Ces jours-ci, la presse taïwanaise s’étonnait: «Il est remarquable qu’en Suisse, un des pays les plus libres sur terre, l’influence du Parti communiste chinois puisse interférer de telle sorte avec la liberté d’expression.» Le dimanche 20 mai, sur la place des Nations, la police genevoise était intervenue pour interdire le port de t-shirts à l’effigie de Taïwan et les pancartes pro-Taïwan lors d’une manifestation publique organisée par l’Organisation mondiale de la santé (OMS). Pour la Fédération européenne des associations taïwanaises, pas de doute: la police a agi à la demande de la direction de l’OMS, sous l’influence de Pékin, sur sol helvétique.

Cette semaine, on apprenait que le Burkina Faso rompait ses relations diplomatiques avec Taïwan au profit de Pékin. C’est le quatrième pays à le faire en seize mois. Seuls 18 (micro) Etats entretiennent encore des liens officiels avec l’île. Tous, Vatican en tête, sont tentés d’abandonner les 23 millions de Taïwanais pour reconnaître le «principe d’une seule Chine» défendu par Pékin et selon lequel Taïwan serait une «province rebelle».

Guérilla pour isoler l’île

Depuis l’élection de Tsai Ing-wen, la présidente taïwanaise issue d’un parti indépendantiste, en 2016, la Chine populaire est engagée dans une forme de guérilla pour isoler l’île, jusqu’à effacer son nom et toute trace de son existence hormis la version dictée par Pékin. C’est ainsi que Taïwan (la République de Chine) n’est plus admis depuis deux ans, en tant qu’observateur, à l’assemblée annuelle de l’OMS. Les compagnies d’aviation, ou toute autre entreprise où que ce soit dans le monde, qui indiqueraient l’île de Taïwan – un Etat de facto indépendant – hors du champ de souveraineté chinois sont sommés par Pékin d’appliquer sa lecture. Toutes cèdent, accès au marché chinois oblige.
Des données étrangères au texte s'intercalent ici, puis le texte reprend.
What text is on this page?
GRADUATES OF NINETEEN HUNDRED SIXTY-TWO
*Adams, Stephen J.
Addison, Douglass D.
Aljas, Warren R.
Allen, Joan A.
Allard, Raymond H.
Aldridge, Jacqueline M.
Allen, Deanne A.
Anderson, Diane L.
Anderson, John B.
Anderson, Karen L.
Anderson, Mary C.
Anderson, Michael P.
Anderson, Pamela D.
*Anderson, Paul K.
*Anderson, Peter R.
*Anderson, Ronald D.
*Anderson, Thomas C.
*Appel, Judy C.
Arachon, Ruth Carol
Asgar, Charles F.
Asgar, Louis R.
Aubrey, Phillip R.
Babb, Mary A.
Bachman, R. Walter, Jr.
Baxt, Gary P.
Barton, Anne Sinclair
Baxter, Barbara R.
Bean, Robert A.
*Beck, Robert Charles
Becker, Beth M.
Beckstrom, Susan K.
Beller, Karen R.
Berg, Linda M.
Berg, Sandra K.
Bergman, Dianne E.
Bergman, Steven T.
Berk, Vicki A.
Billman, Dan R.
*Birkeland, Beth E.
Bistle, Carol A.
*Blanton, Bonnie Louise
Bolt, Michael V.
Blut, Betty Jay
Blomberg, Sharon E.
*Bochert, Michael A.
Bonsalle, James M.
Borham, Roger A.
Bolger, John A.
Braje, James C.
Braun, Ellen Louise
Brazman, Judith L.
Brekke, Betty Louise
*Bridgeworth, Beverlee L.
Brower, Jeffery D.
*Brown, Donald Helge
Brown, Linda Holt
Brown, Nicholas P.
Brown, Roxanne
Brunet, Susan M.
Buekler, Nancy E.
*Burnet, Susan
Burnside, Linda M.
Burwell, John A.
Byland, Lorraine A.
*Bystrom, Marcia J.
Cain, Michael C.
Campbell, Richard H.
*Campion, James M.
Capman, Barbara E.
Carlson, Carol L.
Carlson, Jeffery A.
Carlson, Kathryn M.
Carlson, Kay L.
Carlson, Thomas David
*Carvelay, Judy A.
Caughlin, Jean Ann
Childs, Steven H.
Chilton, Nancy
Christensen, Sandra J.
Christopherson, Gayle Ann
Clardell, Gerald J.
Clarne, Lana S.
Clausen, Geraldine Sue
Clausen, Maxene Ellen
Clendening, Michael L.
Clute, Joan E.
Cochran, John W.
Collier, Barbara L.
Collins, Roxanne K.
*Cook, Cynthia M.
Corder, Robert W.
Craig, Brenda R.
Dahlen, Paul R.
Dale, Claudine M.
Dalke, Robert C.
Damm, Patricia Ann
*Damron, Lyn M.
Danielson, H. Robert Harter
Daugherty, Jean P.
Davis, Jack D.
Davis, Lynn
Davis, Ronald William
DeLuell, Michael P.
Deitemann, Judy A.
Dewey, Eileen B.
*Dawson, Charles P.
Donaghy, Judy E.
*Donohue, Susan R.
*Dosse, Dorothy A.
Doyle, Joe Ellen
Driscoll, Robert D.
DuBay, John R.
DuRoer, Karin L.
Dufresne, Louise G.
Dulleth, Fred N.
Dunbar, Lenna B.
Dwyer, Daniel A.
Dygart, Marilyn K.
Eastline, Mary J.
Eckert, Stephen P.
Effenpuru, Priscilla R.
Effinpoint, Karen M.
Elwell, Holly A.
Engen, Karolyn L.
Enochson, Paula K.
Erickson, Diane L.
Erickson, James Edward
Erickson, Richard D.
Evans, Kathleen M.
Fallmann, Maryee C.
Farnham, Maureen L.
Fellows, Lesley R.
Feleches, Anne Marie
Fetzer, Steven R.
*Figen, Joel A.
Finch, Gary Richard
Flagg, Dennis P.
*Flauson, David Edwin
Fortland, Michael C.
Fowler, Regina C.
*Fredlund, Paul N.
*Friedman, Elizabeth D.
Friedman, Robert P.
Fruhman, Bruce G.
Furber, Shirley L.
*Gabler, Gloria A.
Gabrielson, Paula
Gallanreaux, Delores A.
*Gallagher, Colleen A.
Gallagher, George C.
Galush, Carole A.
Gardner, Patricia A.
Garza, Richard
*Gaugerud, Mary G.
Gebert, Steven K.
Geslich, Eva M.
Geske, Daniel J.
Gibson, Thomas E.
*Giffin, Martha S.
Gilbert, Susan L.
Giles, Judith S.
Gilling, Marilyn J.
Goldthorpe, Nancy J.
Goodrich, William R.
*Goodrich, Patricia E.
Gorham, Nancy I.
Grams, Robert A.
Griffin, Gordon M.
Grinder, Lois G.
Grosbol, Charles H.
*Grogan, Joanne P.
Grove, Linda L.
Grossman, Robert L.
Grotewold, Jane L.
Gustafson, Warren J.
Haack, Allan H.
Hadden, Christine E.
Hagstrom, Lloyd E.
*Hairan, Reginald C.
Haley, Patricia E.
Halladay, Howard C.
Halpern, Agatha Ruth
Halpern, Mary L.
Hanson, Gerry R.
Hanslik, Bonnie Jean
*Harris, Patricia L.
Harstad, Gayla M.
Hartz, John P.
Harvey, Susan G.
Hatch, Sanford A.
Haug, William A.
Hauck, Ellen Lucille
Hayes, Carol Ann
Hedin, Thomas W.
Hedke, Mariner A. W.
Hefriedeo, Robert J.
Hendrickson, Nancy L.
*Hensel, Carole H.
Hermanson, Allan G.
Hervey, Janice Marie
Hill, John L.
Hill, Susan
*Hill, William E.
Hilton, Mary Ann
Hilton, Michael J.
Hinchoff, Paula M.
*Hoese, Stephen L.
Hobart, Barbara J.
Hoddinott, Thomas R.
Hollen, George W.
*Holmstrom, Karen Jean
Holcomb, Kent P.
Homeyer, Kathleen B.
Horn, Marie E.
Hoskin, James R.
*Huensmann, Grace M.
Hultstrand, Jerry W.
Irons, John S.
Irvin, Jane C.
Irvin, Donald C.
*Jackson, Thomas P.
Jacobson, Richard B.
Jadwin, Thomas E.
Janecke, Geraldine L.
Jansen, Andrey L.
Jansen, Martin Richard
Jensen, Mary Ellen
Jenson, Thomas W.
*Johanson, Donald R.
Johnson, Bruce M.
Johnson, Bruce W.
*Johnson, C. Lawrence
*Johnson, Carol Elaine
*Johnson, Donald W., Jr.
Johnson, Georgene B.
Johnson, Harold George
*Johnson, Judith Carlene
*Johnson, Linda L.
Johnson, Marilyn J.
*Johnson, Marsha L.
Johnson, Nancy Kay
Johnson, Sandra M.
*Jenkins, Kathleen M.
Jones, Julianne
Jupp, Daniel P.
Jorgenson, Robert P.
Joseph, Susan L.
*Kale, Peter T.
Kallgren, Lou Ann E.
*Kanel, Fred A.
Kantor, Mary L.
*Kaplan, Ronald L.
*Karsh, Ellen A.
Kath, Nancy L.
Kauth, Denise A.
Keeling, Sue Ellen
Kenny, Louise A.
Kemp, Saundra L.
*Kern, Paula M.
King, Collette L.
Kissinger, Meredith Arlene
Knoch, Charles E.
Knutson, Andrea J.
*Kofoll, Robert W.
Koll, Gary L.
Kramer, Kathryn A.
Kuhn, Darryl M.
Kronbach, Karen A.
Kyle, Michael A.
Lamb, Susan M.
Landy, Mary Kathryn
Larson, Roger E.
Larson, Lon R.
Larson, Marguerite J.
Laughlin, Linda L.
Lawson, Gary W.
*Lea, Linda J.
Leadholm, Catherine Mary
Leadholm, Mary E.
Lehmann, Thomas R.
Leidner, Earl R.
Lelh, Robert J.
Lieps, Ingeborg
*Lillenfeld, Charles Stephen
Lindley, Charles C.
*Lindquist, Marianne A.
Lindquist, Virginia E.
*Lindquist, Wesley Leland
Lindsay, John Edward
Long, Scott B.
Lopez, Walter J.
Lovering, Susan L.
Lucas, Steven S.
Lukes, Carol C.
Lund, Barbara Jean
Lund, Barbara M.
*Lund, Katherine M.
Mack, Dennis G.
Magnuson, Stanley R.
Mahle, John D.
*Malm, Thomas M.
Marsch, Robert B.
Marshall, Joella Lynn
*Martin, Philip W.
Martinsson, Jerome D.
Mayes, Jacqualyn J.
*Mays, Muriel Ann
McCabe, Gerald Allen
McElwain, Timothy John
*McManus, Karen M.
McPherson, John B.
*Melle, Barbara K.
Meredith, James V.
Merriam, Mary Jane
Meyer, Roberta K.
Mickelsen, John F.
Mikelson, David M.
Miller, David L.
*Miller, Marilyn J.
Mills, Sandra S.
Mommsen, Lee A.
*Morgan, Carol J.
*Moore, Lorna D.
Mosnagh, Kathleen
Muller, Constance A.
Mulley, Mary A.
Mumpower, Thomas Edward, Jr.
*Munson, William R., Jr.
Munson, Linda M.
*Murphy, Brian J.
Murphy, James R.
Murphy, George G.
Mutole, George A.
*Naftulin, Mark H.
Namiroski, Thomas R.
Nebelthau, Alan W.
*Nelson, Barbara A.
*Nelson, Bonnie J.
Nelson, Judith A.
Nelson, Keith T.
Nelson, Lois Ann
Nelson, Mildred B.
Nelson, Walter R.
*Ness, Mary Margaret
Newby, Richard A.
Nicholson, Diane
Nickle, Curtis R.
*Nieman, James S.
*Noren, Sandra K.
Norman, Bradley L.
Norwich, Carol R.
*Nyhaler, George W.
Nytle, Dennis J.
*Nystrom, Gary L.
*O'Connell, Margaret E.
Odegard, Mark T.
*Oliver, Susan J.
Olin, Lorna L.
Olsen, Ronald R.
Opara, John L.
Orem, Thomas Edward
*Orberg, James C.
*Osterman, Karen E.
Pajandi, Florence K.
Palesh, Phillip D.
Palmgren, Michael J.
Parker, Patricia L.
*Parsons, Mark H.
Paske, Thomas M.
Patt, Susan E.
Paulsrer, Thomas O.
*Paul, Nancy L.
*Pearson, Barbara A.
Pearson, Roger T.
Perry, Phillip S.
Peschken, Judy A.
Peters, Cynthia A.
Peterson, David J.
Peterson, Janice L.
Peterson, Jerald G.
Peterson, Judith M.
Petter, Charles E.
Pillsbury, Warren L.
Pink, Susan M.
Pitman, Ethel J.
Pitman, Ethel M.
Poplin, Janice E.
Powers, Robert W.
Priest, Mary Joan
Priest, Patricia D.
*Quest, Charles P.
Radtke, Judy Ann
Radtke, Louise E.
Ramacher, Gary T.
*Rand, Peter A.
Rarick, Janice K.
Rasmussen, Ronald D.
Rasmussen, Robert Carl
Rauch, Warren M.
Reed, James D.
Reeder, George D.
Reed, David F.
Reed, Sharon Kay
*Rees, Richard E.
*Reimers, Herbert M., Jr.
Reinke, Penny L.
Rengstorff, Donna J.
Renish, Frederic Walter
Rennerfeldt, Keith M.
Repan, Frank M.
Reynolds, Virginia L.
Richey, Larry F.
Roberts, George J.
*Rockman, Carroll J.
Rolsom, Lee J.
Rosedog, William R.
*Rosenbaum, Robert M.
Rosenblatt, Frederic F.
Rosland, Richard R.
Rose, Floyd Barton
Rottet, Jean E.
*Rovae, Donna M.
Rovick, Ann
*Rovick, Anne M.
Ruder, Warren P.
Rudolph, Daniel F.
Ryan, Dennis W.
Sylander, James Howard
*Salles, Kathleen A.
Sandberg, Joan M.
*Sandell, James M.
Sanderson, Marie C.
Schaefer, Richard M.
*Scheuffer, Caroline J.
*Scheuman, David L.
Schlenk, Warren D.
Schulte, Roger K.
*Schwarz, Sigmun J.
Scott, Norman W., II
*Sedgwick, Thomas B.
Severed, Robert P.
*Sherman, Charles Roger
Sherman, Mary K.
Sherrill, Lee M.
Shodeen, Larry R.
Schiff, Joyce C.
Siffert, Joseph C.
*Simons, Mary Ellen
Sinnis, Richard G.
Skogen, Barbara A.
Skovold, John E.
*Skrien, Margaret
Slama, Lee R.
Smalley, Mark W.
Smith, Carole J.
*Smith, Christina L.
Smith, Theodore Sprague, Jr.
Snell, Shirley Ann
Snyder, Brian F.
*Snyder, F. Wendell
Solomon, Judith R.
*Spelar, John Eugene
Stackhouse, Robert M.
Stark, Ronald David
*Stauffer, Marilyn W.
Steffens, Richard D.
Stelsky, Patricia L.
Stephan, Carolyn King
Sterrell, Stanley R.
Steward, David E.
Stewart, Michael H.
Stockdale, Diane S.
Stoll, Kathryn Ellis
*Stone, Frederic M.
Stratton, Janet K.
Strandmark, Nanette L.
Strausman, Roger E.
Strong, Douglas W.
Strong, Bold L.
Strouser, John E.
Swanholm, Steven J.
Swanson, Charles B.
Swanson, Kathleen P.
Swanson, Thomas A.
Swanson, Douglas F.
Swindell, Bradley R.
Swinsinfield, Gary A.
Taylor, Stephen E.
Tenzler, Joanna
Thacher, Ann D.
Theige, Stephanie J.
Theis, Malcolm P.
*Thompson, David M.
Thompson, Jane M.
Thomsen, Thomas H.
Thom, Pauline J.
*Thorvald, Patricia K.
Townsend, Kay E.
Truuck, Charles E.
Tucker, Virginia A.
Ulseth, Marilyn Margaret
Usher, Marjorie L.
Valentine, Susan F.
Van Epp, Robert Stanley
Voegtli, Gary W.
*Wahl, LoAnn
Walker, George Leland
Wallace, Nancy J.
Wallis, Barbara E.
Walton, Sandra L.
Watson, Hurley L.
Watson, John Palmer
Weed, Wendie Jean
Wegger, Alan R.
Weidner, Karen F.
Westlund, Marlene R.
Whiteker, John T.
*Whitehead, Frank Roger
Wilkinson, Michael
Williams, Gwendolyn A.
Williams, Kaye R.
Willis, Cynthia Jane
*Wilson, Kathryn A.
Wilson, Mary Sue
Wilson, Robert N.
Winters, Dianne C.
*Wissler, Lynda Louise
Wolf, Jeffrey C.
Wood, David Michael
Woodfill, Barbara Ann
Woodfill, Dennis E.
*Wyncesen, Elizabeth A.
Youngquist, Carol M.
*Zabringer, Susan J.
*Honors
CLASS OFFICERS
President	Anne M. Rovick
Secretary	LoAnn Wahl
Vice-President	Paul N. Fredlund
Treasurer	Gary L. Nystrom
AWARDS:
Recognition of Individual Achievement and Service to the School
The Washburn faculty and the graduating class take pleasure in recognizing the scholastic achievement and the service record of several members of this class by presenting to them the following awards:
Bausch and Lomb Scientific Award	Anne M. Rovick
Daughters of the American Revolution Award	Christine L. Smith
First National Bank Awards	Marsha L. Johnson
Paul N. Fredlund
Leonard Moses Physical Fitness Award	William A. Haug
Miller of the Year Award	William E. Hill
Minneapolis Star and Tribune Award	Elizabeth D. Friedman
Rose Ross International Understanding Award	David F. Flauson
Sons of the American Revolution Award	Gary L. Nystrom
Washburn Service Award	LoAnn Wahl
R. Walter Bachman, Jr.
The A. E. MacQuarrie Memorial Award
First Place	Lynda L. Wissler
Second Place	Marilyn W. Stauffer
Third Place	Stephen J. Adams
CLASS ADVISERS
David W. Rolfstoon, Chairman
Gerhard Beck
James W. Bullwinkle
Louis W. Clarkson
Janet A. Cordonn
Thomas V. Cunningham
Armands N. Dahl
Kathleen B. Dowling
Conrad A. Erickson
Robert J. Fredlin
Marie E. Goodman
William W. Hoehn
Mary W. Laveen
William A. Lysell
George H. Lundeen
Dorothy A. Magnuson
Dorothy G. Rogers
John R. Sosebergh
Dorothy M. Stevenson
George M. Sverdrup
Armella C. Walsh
Il faut éliminer cette exception, c’est une question de légitimité

Faut-il voir dans ce durcissement de simples mises en garde du régime communiste contre une velléité d’affirmation identitaire de l’île, comme il l’a déjà fait par le passé? Attachés à leur mode de vie démocratique et au statu quo avec Pékin, la grande majorité des Taïwanais se raccrochent à cet espoir. Mais il se pourrait tout aussi bien que l’existence même de Taïwan soit devenue intolérable aux yeux de Xi Jinping. Cela pour trois raisons au moins.

Contrairement à ses deux prédécesseurs, le leader chinois veut marquer de son empreinte l’histoire de son pays. La modernisation de la Chine est l’œuvre collective d’un parti. Xi Jinping veut faire davantage, réaliser enfin la «tâche sacrée» du PCC: achever la réunification du territoire chinois, ce que n’avaient réussi à faire ni Mao Tsé-toung ni Deng Xiaoping, à savoir reconquérir Taïwan.

Rapport de force inversé

Cette mission devient d’autant plus urgente que l’existence même de Taïwan est désormais le principal obstacle à la crédibilité du discours de Xi Jinping et de son «rêve chinois». Le modèle autoritaire de Pékin, rejetant les valeurs universelles au nom du respect des civilisations, se fracasse sur une réalité incontournable: la démocratie n’est pas incompatible avec la culture chinoise, la preuve par Taïwan. Il faut donc éliminer cette exception, c’est une question de légitimité.

Si elle ne peut se faire par l’asphyxie économique et diplomatique, la réunification interviendra par une intervention armée. Le rapport des forces s’est totalement inversé depuis vingt ans avec une Chine en voie de devenir une grande puissance navale. Dans les années 1950, c’est le conflit coréen qui avait détourné Mao Tsé-toung d’une attaque contre l’île. Si la réconciliation coréenne devait se confirmer ces prochains mois, une page se tournerait. Pékin, 70 ans plus tard, pourrait se concentrer sur son objectif. Et qui osera encore s’opposer à la Chine?